Strategia commerciale e aspettative di mercato
Il mercato dei pieghevoli è diventato più maturo, e la decisione di puntare sul Fold non nasce dal nulla. Il successo della generazione precedente ha fatto scuola: il Galaxy Z Fold 7 aveva già dimostrato di poter competere alla pari e, in certi casi, sovrastare il Flip 7, soprattutto in mercati chiave come gli Stati Uniti. Quella performance ha convinto i vertici a ripensare la roadmap produttiva, allocando più risorse al modello “a libro”. Dietro la scelta ci sono valutazioni commerciali ma anche pratiche: il pubblico sembra apprezzare di più la versatilità offerta dallo schermo grande unito alla modalità tablet. Le stime di produzione, tradotte in volumi di vendita attesi, raccontano la fiducia che Samsung ripone nella linea Fold per consolidare la leadership nel segmento.
Design, peso, display e fotocamera: dove Fold può brillare
Il salto di qualità atteso non riguarda solo il marketing. Sul piano tecnico il percorso intrapreso con il Fold 7 è stato chiaro: da 239 grammi a 215 grammi, un miglioramento che ha reso il dispositivo molto più maneggevole. Per il Galaxy Z Fold 8 l’obiettivo è limare ulteriormente spessore e peso, cercando di avvicinare l’esperienza d’uso a quella di uno smartphone tradizionale senza sacrificare la robustezza. La sensazione è che la vera battaglia si giochi sul fronte del display: si parla di una piega meno visibile, un risultato ricercato da anni e che, se ottenuto, cambierebbe la percezione del prodotto agli occhi di molti utenti. Naturalmente resta la domanda su quale compromesso richiederà quell’ottimizzazione, ma la direzione è evidente.

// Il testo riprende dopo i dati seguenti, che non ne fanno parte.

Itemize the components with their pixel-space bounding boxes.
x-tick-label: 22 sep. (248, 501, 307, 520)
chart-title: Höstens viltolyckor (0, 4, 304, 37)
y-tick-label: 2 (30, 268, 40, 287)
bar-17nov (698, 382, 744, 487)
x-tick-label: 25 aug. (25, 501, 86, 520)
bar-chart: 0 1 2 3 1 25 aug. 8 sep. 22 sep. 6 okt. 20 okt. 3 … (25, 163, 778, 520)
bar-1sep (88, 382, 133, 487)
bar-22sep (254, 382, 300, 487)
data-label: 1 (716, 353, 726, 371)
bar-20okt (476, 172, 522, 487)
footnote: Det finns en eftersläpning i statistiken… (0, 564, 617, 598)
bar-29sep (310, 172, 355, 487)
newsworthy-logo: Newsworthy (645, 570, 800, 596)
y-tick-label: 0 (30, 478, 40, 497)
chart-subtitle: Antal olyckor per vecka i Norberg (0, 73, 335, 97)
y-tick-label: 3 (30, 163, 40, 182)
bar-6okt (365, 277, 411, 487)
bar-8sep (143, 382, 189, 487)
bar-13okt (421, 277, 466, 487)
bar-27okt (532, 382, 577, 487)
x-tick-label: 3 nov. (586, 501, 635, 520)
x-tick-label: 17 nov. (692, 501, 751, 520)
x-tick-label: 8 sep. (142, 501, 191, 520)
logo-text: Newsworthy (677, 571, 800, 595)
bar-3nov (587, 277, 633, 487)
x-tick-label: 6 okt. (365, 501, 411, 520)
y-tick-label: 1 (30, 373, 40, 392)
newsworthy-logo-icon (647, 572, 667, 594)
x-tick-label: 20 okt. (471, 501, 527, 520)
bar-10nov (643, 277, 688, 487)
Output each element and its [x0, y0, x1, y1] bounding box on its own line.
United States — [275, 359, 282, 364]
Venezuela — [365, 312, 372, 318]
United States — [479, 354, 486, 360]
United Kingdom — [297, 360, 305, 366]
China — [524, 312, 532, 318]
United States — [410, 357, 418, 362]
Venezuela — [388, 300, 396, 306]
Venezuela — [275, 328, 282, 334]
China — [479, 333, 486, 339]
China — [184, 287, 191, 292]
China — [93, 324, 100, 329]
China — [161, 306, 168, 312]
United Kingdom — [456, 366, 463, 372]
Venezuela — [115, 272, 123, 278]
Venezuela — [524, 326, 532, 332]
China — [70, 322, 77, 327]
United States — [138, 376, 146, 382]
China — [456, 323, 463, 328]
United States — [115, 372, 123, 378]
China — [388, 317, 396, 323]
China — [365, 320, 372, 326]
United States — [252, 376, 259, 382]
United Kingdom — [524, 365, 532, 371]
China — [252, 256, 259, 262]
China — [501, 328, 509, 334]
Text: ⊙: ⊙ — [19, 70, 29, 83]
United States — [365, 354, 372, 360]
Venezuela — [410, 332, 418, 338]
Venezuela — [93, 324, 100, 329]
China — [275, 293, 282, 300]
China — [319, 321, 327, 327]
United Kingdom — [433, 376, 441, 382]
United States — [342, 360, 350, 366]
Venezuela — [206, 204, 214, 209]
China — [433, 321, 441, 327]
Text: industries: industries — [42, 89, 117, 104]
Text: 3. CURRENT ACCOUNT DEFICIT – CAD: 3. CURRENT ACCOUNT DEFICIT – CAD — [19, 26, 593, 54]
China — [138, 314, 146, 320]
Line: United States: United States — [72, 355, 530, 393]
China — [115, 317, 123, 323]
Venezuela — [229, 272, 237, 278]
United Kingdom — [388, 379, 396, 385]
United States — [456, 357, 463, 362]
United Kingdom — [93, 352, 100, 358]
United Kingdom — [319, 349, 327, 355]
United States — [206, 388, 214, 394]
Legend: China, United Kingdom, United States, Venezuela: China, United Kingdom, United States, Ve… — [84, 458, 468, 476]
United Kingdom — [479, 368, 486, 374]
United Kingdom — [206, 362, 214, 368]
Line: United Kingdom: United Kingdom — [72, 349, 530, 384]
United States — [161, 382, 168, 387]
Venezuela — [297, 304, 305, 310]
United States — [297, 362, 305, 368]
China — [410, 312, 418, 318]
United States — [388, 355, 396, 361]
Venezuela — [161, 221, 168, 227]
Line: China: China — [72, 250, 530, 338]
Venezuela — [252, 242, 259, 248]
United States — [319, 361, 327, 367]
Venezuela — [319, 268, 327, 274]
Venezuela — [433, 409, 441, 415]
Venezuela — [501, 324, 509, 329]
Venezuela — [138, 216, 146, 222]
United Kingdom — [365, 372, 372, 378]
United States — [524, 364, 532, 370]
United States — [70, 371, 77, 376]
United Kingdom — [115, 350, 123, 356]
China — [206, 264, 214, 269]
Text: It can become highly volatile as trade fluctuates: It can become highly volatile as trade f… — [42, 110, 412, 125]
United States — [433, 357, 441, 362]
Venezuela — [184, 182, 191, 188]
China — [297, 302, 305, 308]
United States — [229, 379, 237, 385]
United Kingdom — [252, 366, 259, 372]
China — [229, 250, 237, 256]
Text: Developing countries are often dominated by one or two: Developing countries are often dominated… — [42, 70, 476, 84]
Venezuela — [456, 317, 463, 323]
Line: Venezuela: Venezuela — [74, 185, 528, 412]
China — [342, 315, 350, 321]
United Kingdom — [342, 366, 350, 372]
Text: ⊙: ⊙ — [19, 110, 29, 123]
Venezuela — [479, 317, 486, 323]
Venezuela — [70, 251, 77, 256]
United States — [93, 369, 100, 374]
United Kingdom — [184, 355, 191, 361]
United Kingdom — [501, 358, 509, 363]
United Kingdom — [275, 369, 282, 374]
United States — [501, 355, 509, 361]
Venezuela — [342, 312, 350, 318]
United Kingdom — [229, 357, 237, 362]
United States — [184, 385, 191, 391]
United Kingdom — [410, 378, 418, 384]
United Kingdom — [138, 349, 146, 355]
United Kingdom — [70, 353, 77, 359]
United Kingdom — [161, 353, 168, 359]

Sul versante fotografico è previsto un passo in avanti significativo. Il comparto fotocamera potrebbe ricevere aggiornamenti hardware e software in grado di mettere il Fold 8 sullo stesso piano dei top di gamma tradizionali. L’idea è trasformare il Fold in un pacchetto completo, un device che non debba più “giustificare” la piegatura con compromessi in altri ambiti. Parallelamente il Galaxy Z Flip 8 dovrebbe restare un prodotto più conservativo, con miglioramenti incrementali e nessuna rivoluzione evidente. Per chi cerca l’effetto sorpresa, l’anno potrebbe quindi premiare il Fold.
C’è poi il discorso del design, dove i ritocchi estetici e funzionali contano più di quanto si pensi. Un dispositivo più sottile, con una cerniera affinata e una piega meno marcata, non solo migliora l’ergonomia ma cambia anche la narrativa del prodotto: da gadget tecnologico a strumento di uso quotidiano. Samsung sembra intenzionata a completare questa trasformazione, consegnando al mercato un pieghevole che non sia solo “interessante” ma convincente sotto tutti i punti di vista.